Although the indicators used in the model were plausible, consistent, and coherent, our approach does not validate that the selected psychosocial variables are robust indicators of latrine use. Given the challenges of collecting unbiased measurements of latrine use, validating the predictive power of these indicators is difficult. Nevertheless, to address this limitation, we conducted extensive fieldwork to assess drivers of latrine defecation [
21]. Beyond this initial work to define the 16 indicator variables that have potential to be surrogate indicators of latrine use, our LCA analysis suggests that community-level norms of latrine defecation are the strongest indicators. Thus, there is good potential for these indicators to generalize to other populations. Indeed the social environment tends to influence health behaviors [
58]. Related to defecation, social norms and the behaviors of others in our social networks have been identified as determinants of latrine use behavior in India and Ethiopia [
59‐
61]. The Community-Led Total Sanitation Campaign, a sanitation program targeting LMICs communities that seeks to end open defecation and has received lots of attention throughout the globe, operates through levels of behavior change that include community-pressure to promote latrine use [
62,
63]. Our research was conducted in a very specific population; and it plausible that the latrine use and its drivers differ across the 20 communities included in our study as well as from drivers in other cultural contexts. Prior comparisons of the determinants of latrine defecation across cultures and geographical location highlight the role of shared community values, as well as perceptions of latrine cleanliness, on influencing behavior [
21]. However, because prior studies are not void of self-report defecation behavior, it is plausible that identified determinants may be biased. Thus, determining which social norms of latrine defecation are applicable indicators across cultures requires further research. Furthermore, because social norms surrounding defecation behavior may also be influenced by the maintenance or cleanliness of a latrine, incorporating additional information on the latrine would add to this exploration and further the generalizability of this research.
Conclusion
As an often neglected side of the epidemiologic triad, we focus on human behavior at the interface of the environment and biological agent of disease. Our approach, illustrated here for latrine defecation, follows methods commonly used to measure socially stigmatized actions, such as intimate partner violence [
64], aggression and bullying [
65], or substance abuse [
66]. Our work within the WASH sector, which allows us to test common assumptions of how people defecate, a critical component to disease transmission. More research is needed, however, to refine the selection of latrine use indicators. First and foremost, gender specific indicators, which may be different by life course stage [
39], will likely provide better insight into population-level drivers of behavior and more accurate classification of latrine users (see our sensitivity analysis in Additional file
4). Second, inconsistent latrine use may have a different set of determinants than consistent latrine use, as these behaviors are not strictly opposites; thus, additional work is required to determine indicators of inconsistent latrine use and whether said indicators can distinguish groups of people. Third, because psychosocial norms, attitudes, and beliefs may change over time, longitudinal analysis are required to determine if these indicators are temporally consistent. Finally, future research is needed to test hypotheses assessing whether latrine use measures are adequate indicators of reduced exposure to enteric pathogens.
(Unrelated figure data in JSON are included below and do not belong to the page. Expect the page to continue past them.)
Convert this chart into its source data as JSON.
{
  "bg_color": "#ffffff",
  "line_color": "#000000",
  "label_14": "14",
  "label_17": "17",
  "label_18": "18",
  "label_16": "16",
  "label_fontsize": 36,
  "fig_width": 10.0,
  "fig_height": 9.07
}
Regardless of the disease system of study, epidemiologists interested in population dynamics that lead to health and disease should include metrics of behavior and social process into their research. Development of psychosocial indicators of sensitive behaviors and application of LCA is a useful tool for measurement of sensitive behavioral risk factors, such as hygiene or sexual activity, where self-report data suffer from misclassification and no gold standard measurement exists.